The Swedes have thus confirmed a suspicion previously expressed by German Defense Minister Boris Pistorius. Pistorius assumes that the damage to the undersea cables between Finland and Germany and between Sweden and Lithuania was caused deliberately. "Nobody believes that these cables were cut by mistake," said the SPD politician in Brussels. Sabotage must be assumed. However, there is no evidence of this as yet.
However, initial indications seem to point to suspicious ship movements in the region. These movements coincided in time and space with the incidents at the cables, the Swedish Minister for Civil Defense, Carl-Oskar Bohlin, told TV4. This had prompted the police to launch an investigation into suspected sabotage.

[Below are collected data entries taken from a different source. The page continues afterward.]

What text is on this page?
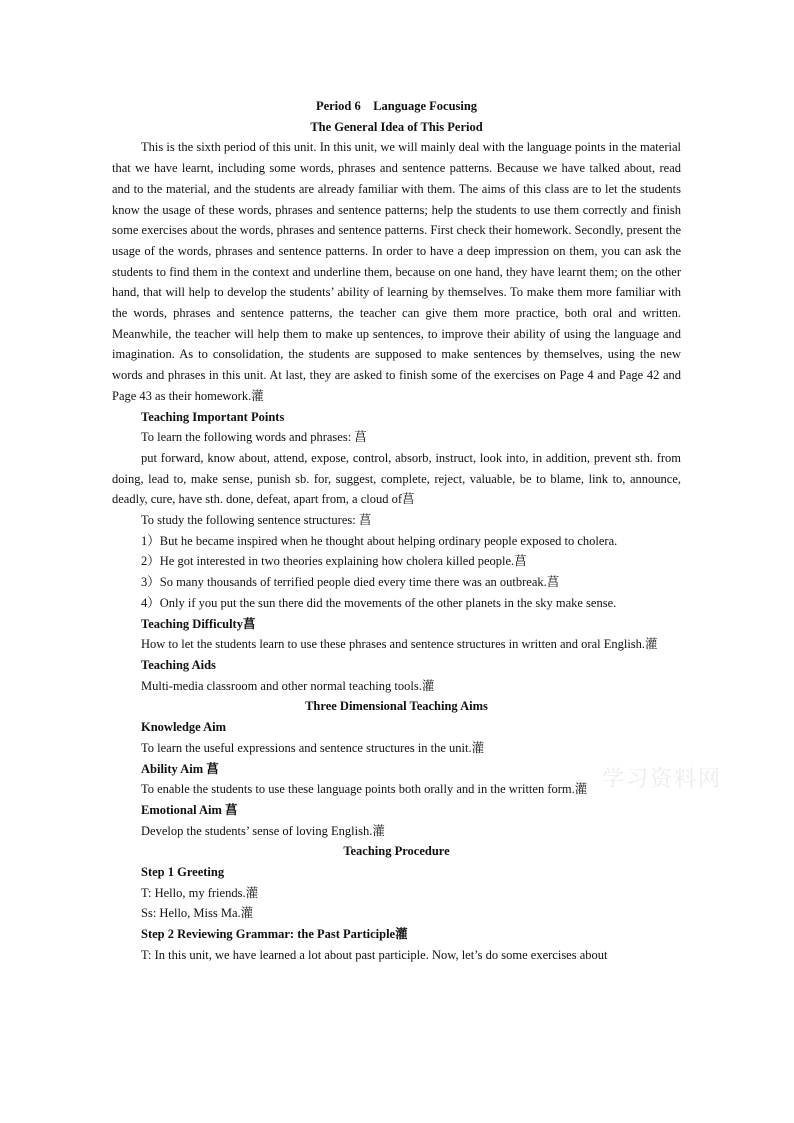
Period 6    Language Focusing

The General Idea of This Period

This is the sixth period of this unit. In this unit, we will mainly deal with the language points in the material that we have learnt, including some words, phrases and sentence patterns. Because we have talked about, read and to the material, and the students are already familiar with them. The aims of this class are to let the students know the usage of these words, phrases and sentence patterns; help the students to use them correctly and finish some exercises about the words, phrases and sentence patterns. First check their homework. Secondly, present the usage of the words, phrases and sentence patterns. In order to have a deep impression on them, you can ask the students to find them in the context and underline them, because on one hand, they have learnt them; on the other hand, that will help to develop the students’ ability of learning by themselves. To make them more familiar with the words, phrases and sentence patterns, the teacher can give them more practice, both oral and written. Meanwhile, the teacher will help them to make up sentences, to improve their ability of using the language and imagination. As to consolidation, the students are supposed to make sentences by themselves, using the new words and phrases in this unit. At last, they are asked to finish some of the exercises on Page 4 and Page 42 and Page 43 as their homework.灌

Teaching Important Points

To learn the following words and phrases: 菖

put forward, know about, attend, expose, control, absorb, instruct, look into, in addition, prevent sth. from doing, lead to, make sense, punish sb. for, suggest, complete, reject, valuable, be to blame, link to, announce, deadly, cure, have sth. done, defeat, apart from, a cloud of菖

To study the following sentence structures: 菖

1）But he became inspired when he thought about helping ordinary people exposed to cholera.

2）He got interested in two theories explaining how cholera killed people.菖

3）So many thousands of terrified people died every time there was an outbreak.菖

4）Only if you put the sun there did the movements of the other planets in the sky make sense.

Teaching Difficulty菖

How to let the students learn to use these phrases and sentence structures in written and oral English.灌

Teaching Aids

Multi-media classroom and other normal teaching tools.灌

Three Dimensional Teaching Aims

Knowledge Aim

To learn the useful expressions and sentence structures in the unit.灌

Ability Aim 菖

To enable the students to use these language points both orally and in the written form.灌

Emotional Aim 菖

Develop the students’ sense of loving English.灌

Teaching Procedure

Step 1 Greeting

T: Hello, my friends.灌

Ss: Hello, Miss Ma.灌

Step 2 Reviewing Grammar: the Past Participle灌

T: In this unit, we have learned a lot about past participle. Now, let’s do some exercises about

学习资料网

According to the Swedish broadcaster SVT, particular attention is being paid to a Chinese ship that is said to have passed the fiber optic cables on its way from a Russian oil port at the times in question.
Data highway between Helsinki and Rostock
One of the affected cables, called C-Lion1, runs for 1173 kilometers between Helsinki and Rostock. On Monday, the Finnish state-owned company Cinia discovered a defect in the undersea cable, which was commissioned in 2016 and acts as a kind of data highway on the seabed connecting Central Europe and data centers in Northern Europe. In part, the connection follows the same route as the Nord Stream pipelines that were destroyed two years ago.
Cinia assumes that the cable broke at the bottom of the Baltic Sea and was severed by an external force, such as an anchor or a bottom trawl. Whether it was intentional or not - like many things in the case, this is still unclear. Finnish Internet users have reportedly not experienced any major disruption so far. According to the Finnish Transport and Communications Authority, data traffic has not been permanently disrupted either. According to Cinia, it will take around five to 15 days to repair the cable.
It also became known on Monday that another data cable, the Arelion communication cable between the Swedish island of Gotland and Lithuania, was damaged in the depths of the Baltic Sea. The General Prosecutor's Office in Vilnius is investigating the circumstances and gathering information about the damage to the cable that occurred on Sunday.
This cable is said to be quite old and has experienced failures in the past, usually related to shipping errors. What is suspicious this time, however, is that this cable and C-Lion1 cross at a point east of Gotland.
"We certainly can't rule out sabotage, as there have been warning signals before. This would not be the first time and it would be nothing new," said the designated head of the Lithuanian government Gintautas Paluckas.
Critical infrastructure in the Baltic Sea in NATO's focus
Since the Russian invasion of Ukraine in February 2022 and the explosions on the Nord Stream pipelines a good seven months later, the critical infrastructure in the Baltic Sea has been the focus of increased public attention, particularly from NATO. In the fall of 2023, the Balticconnector pipeline, an important energy line between Finland and Estonia, was cut, also damaging a data cable between the two EU states.
According to Finnish investigators, the pipeline was most likely destroyed by the anchor of a Chinese container ship called the "Newnew Polar Bear". It is still unclear whether the incident was an accident or deliberate sabotage.